DoinItFine · 25/08/2016 09:24

Personally, I'd be going to go down the "I won't be choosing between you and dad and wife", and then not be drawn into further discussion with his mum as to who is invited.

He already has chosen.

Dadstheworld · 25/08/2016 09:24

It's quite enlightening in this thread that people are ranking emotions. As is the venom aimed at the OW, Rather than the Grooms father.

As other posters have eluded to, This would set a precedent for future family gatherings and would look like choosing sides.

I'd not get involved at all, I'd invite who I wanted to be at my wedding, Then let adults decide if they want to attend.

Italiangreyhound · 25/08/2016 09:27

Yes onion really because this is not about how long anyone has been married, it is about relationship s. It totally is the OP's soon-to-be-Dh's choice, but so would be very sad (in the op's shoes) if he chose step mum over mum!

Tabsicle · 25/08/2016 09:27

DoinItFine - I disagree. I think if she was just declining an invitation that would be fine. What seems to be happening is her son is being put under pressure to make a gesture of uninviting his SM of 20 years, which would be extremely noticeable.

If she is just not wanting to attend that is different and I think the soon-to-be married couple should say they will miss her on the day but accept her decision, rather than suddenly starting family feuds on her behalf.

And I think the OP did say she was worried that this would set a precedent for future family occasions. I agree. I think it can. At least, it has done in DH's family and everyone has wound up a loser.

Livelovebehappy · 25/08/2016 09:27

20 years is a long time, but the pain someone goes through following an affair can last a lifetime. After all, your MIL probably went through hell for a good few years, and it actually took away her future happiness and probably had a huge effect on your DP too. I am guessing your MIL remained the main carer of your DP following the affair, and brought him up in what will have been difficult circumstances. Putting myself in her situation, I don't think I could be in a room with OW even after all these years. I think your DP should have a discussion with his father and wife suggesting that on this occasion, his wife should step back and let the mother enjoy this special day. So I too agree with Imperial.
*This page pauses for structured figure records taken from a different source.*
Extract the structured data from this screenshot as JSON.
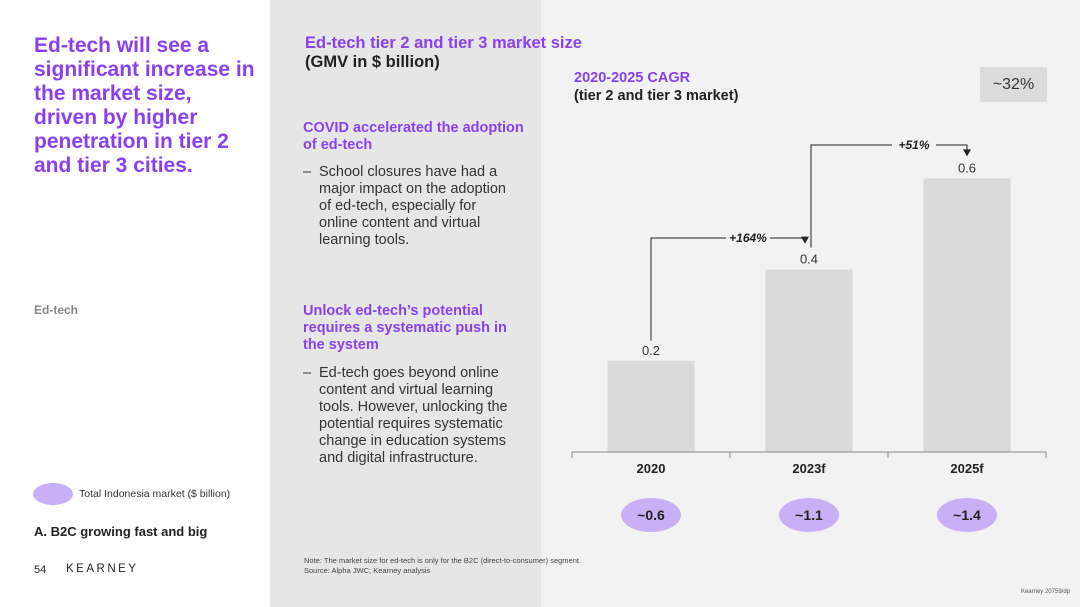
{
  "left": {
    "headline": "Ed-tech will see a significant increase in the market size, driven by higher penetration in tier 2 and tier 3 cities.",
    "section_tag": "Ed-tech",
    "legend_label": "Total Indonesia market ($ billion)",
    "subsection": "A. B2C growing fast and big",
    "page_number": "54",
    "brand": "KEARNEY"
  },
  "middle": {
    "chart_title": "Ed-tech tier 2 and tier 3 market size",
    "chart_subtitle": "(GMV in $ billion)",
    "heading1": "COVID accelerated the adoption of ed-tech",
    "bullet1": "School closures have had a major impact on the adoption of ed-tech, especially for online content and virtual learning tools.",
    "heading2": "Unlock ed-tech’s potential requires a systematic push in the system",
    "bullet2": "Ed-tech goes beyond online content and virtual learning tools. However, unlocking the potential requires systematic change in education systems and digital infrastructure.",
    "dash": "–",
    "note": "Note: The market size for ed-tech is only for the B2C (direct-to-consumer) segment.",
    "source": "Source: Alpha JWC; Kearney analysis"
  },
  "right": {
    "cagr_title": "2020-2025 CAGR",
    "cagr_subtitle": "(tier 2 and tier 3 market)",
    "cagr_value": "~32%",
    "ref": "Kearney 20759/dp"
  },
  "colors": {
    "accent": "#8a3ff0",
    "bar": "#d9d9d9",
    "oval": "#c9aff5"
  },
  "chart_data": {
    "type": "bar",
    "title": "Ed-tech tier 2 and tier 3 market size",
    "ylabel": "(GMV in $ billion)",
    "categories": [
      "2020",
      "2023f",
      "2025f"
    ],
    "values": [
      0.2,
      0.4,
      0.6
    ],
    "value_labels": [
      "0.2",
      "0.4",
      "0.6"
    ],
    "ylim": [
      0,
      0.6
    ],
    "growth": [
      {
        "from": "2020",
        "to": "2023f",
        "label": "+164%"
      },
      {
        "from": "2023f",
        "to": "2025f",
        "label": "+51%"
      }
    ],
    "total_market": [
      "~0.6",
      "~1.1",
      "~1.4"
    ],
    "cagr": "~32%"
  }
}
BaggyCheeks · 25/08/2016 09:30

Doin I don't agree, I think that by saying what they have, his parents are trying to make him choose. And it's horribly unfair. Children of divorced parents (generally, and in my experience) have enough to contend with because of their parents' decisions, why does that have to extend to their wedding day?

DoinItFine · 25/08/2016 09:31

There is no neutral "not involved" position here.
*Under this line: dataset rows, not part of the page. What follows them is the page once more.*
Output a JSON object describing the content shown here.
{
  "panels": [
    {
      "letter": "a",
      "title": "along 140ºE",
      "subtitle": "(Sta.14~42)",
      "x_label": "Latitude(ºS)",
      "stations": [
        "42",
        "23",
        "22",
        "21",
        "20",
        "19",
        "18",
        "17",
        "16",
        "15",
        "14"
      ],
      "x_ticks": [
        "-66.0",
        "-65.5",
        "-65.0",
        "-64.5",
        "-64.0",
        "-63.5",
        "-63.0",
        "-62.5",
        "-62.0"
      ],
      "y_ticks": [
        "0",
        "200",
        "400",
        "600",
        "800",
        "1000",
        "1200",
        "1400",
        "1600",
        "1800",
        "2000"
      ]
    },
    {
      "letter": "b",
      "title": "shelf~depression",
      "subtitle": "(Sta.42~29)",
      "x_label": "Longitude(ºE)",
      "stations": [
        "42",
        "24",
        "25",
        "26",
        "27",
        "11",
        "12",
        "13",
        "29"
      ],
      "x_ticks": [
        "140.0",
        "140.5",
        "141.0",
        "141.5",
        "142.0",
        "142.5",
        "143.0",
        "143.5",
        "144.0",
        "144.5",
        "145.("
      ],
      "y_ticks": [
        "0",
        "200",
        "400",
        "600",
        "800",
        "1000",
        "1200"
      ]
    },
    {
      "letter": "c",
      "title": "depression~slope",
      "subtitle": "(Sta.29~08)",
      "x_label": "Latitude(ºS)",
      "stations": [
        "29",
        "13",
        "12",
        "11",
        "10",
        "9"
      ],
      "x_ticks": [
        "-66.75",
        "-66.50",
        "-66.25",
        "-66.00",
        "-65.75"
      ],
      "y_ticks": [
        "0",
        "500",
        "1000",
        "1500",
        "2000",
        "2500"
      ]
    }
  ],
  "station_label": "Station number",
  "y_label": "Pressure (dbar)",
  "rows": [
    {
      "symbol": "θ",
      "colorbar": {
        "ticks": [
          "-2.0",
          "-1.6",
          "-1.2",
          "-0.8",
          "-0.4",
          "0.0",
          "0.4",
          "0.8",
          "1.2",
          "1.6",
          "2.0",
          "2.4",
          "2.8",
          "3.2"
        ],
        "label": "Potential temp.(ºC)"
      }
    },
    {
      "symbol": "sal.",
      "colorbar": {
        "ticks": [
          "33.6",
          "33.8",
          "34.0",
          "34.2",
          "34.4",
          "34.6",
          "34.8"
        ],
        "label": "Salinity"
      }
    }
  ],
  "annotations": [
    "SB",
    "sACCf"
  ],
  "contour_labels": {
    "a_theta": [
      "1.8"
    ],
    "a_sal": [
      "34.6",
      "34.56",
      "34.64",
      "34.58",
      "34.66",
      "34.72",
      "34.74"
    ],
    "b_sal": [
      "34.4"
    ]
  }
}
Particularly not after the father's successful attempt to force his son's hand against his ex.

You have to pick - the woman who carried, birthed, and raised you, or the man who walked out on her and a very young child to have some sex.
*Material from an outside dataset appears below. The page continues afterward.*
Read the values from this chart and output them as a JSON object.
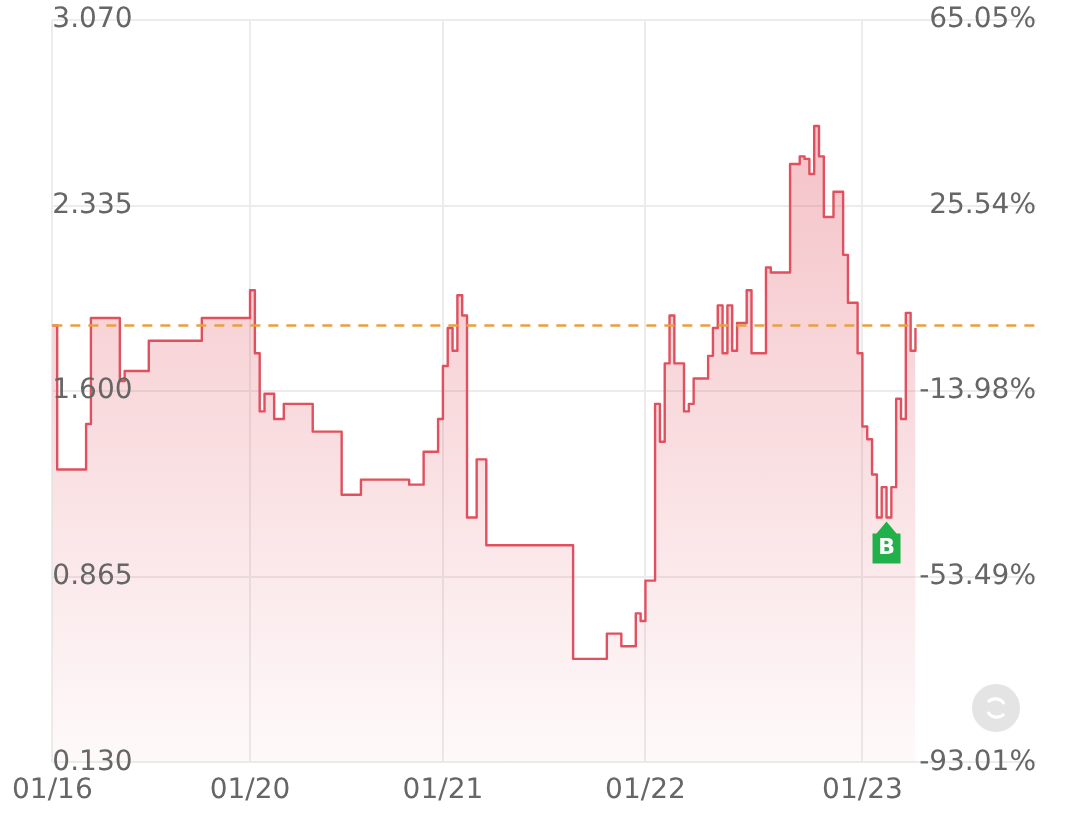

You can pretend asking your mother to be miserable for your wedding day, so that you can llay happy families with the couple who destroyed yours, is not taking sides.

But it is taking the side of the people who betrayed her and caused her enormous pain.

It is treating your mother not as a person, but as a prop.

"Just show up to my wedding, paint on a happy face, and act the part. I don't give a fuck if my wedding day is the worst day of your life as long as I am happy."

Didiusfalco · 25/08/2016 09:32

At what point does Fil's wife stop being the other woman

Umm, never - actions have consequences and not everything has an expiry date.

legoqueen · 25/08/2016 09:33

FIL's wife should not attend, MIL needs to be there. Time doesn't erase the hurt, & FIL is being (deliberately?) insensitive in insisting OW attends.

HyacinthFuckit · 25/08/2016 09:34

Indeed doin. I think people are kidding themselves if they pretend there could be, and also that's a big part of why OPs DH feels so conflicted: because he understands that. The stuff about 'I won't be choosing' all sounds well and good, and it would make life much easier if it were possible not to make a choice, but it seems everyone involved here understands that's not the case.